Visited one new country


As I mentioned earlier, this months overnight was a day trip to Monaco with all of the exchange students. When we arrived mid morning, we first toured around the small country, seeing all the best viewing points, the royal palace and the changing of the Guards. When lunchtime came around we left to the top of the famous aquarium, Le Musée Océanographique. Up there, we ate lunch at the aquariums restaurant with an amazing panoramic view of Monaco. After finishing chocolate mousse, we got free time in the aquarium and in the nearby christmas market. It was a lot of  fun being with everyone in a place none of us had visited yet, and of course it was fun seeing all the pretty cars and views Monaco had to offer.

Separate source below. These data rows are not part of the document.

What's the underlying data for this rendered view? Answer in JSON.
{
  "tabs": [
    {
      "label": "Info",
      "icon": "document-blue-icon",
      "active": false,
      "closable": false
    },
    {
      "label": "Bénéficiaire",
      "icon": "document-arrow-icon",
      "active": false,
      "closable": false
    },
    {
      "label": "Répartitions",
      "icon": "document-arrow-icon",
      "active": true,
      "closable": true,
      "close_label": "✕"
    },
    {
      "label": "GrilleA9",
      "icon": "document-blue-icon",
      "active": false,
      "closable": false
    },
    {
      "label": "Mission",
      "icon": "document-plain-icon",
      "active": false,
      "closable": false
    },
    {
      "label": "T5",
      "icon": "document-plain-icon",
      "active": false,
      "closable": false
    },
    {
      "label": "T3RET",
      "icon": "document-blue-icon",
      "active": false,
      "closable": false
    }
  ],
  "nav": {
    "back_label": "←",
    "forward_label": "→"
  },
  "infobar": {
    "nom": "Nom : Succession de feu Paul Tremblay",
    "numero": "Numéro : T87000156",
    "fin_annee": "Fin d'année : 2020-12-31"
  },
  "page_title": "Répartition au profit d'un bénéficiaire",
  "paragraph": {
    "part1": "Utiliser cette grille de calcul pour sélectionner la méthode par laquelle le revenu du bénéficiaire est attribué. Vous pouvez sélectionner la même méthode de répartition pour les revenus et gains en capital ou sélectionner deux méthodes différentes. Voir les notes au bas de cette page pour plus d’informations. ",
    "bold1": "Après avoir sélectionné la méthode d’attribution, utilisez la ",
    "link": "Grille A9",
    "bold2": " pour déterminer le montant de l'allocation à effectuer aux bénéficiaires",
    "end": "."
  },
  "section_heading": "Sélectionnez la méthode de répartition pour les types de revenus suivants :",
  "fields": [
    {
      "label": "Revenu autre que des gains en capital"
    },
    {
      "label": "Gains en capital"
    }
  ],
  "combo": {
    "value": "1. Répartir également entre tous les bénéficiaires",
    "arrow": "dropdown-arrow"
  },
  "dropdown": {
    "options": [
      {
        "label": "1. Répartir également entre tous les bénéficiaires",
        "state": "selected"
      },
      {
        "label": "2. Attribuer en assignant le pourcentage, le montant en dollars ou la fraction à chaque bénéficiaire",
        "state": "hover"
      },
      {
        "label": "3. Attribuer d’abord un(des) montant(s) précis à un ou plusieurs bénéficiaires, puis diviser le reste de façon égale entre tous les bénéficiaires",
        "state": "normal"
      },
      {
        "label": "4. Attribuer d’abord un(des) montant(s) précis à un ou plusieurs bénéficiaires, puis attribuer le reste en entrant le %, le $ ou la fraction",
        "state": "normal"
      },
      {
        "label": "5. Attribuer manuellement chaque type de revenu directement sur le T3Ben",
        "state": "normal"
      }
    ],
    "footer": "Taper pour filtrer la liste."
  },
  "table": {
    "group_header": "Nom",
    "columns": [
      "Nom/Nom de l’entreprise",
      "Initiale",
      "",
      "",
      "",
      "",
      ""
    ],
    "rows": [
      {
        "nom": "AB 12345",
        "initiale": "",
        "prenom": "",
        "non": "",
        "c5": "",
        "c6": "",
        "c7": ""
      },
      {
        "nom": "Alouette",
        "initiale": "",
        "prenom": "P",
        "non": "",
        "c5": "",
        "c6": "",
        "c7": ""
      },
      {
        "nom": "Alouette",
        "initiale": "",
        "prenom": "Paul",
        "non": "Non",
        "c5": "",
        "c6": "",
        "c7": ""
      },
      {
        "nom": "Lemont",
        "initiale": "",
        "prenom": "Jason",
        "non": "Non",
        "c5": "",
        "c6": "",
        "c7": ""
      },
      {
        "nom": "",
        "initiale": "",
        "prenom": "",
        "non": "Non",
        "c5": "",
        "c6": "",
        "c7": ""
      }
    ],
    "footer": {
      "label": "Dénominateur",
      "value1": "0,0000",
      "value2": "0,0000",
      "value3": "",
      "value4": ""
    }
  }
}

Ate two new bizarre dishes that I ended up loving

Boudin Blanc :

This moist, white sausage called “boudin blanc” is a mixture of meat, eggs, starch, spices and either milk or cream. It’s typically eaten with warmly baked apples and as weird as it may sound, it was actually quite delicious.


Vietnamese pasta salad:

This is my host moms own mix of asian noodles, shrimp, mushrooms, and other vegetables


To wrap up

I remember going to one of the christmas festivals and hearing some kids asking, “What does Santa say?” When I heard that at first I was confused how nobody new the classic “HO, HO ,HO” that Santa was said to cheer put of his sleigh, but Ithen realized that the stories and belief of Santa Claus isn’t as big in France as it is in America. Everyday of this month was the same as that realization. I would see the Christmas tree and think it’s Christmas time, but then look out the window and see no snow. I would hear Christmas carols but see no old friends. It would be the last Thursday of November, but I wouldn’t be with my family- or be eating Turkey!! Despite all of what was missing this month I made up for it in what I gained. I took an Argentinian ice skating for the first time, showed a French family a Thanksgiving meal, gave my American friend her first churro, and decorated a tree with a Taiwanese for her first Christmas. This is just part one of the holiday months, I have no idea what the rest will be like, but I do hope I find and try many new French traditions, and share and keep many of my old, just like I have done already.